Although there is no doubt regarding the relationship between glycemic control and the long-term development and progression of DR, initial worsening of DR has been reported as a consequence of rapid improvement of hyperglycemia. An early worsening was observed in 13.1% of 711 patients with type 1 diabetes assigned to intensive treatment in the Diabetes Control and Complications Trial (DCCT) at 6 and/or 12 months in comparison with 7.6% of 728 patients assigned to conventional treatment (odds ratio 2.06; P < 0 0.001) (10). The most important risk factors for early worsening were a higher HbA1c level at screening, a large reduction of HbA1c (<2%), and the severity of DR at baseline (1012). A similar phenomenon was reported in patients with type 2 diabetes after a rapid improvement of blood glucose levels when they were changed from oral agents or diet alone to insulin therapy (13,14) and, more recently, after bariatric surgery (15). As reported in patients with type 1 diabetes, the magnitude of the reduction of HbA1c and the presence of preexisting DR were the main factors involved in the risk of this transient or permanent progression of DR.

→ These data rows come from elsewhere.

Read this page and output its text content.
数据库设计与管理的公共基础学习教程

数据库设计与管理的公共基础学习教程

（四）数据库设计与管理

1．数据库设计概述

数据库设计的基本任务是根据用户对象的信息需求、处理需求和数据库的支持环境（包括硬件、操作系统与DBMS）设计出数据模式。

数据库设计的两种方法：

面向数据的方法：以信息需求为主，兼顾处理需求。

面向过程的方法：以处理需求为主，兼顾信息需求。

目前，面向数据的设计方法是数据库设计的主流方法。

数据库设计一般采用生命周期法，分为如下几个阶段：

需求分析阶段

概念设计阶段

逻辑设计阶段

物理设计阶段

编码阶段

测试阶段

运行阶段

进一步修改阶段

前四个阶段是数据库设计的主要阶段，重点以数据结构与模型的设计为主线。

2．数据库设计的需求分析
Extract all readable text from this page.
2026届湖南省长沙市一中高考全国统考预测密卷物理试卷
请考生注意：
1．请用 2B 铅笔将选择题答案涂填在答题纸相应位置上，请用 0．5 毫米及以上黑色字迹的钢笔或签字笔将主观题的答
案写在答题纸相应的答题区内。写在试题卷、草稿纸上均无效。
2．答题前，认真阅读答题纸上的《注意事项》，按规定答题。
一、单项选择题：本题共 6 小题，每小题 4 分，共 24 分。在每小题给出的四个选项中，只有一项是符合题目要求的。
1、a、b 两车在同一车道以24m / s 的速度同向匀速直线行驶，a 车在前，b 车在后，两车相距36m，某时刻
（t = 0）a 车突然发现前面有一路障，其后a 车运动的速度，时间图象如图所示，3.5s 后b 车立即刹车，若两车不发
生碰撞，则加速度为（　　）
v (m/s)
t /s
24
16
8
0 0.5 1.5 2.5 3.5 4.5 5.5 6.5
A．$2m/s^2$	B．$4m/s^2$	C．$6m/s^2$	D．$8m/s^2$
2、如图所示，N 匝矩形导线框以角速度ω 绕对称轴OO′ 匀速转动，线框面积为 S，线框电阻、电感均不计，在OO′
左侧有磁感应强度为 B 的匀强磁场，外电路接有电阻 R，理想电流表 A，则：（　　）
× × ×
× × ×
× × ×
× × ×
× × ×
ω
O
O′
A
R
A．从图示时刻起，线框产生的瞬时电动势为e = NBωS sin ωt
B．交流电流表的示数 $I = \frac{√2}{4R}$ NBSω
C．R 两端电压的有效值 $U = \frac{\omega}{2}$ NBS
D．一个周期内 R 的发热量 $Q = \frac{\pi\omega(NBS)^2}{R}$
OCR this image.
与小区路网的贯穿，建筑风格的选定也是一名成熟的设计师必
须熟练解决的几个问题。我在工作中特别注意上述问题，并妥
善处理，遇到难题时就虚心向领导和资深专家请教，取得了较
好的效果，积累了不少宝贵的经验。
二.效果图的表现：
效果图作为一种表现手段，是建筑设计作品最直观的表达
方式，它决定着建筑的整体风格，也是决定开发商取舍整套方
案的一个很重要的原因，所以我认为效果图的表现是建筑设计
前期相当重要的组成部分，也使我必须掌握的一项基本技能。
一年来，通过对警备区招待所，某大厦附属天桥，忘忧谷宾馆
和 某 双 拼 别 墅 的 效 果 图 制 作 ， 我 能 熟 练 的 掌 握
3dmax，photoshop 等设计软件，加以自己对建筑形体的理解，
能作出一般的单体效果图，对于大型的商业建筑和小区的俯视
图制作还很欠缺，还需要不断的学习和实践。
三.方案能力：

Interestingly, the initial worsening of DR observed in the early period of intensive glycemic control is manifested by the increase of soft exudates, a typical feature of the ischemic retina. Hypoglycemia exacerbates ischemic retinal injury (16), and, therefore, antidiabetes drugs such GLP-1RA with very low capacity if any to provoke hypoglycemia might theoretically be more appropriate for initiating intensive treatment in those patients with DR.

GLP-1R Activation and Retinal Neuroprotection

Although DR has been classically considered a microcirculatory disease of the retina, there is emerging evidence suggesting that retinal neurodegeneration is an early event in the pathogenesis of DR that could participate in the development of microvascular abnormalities (1,8,9,1719).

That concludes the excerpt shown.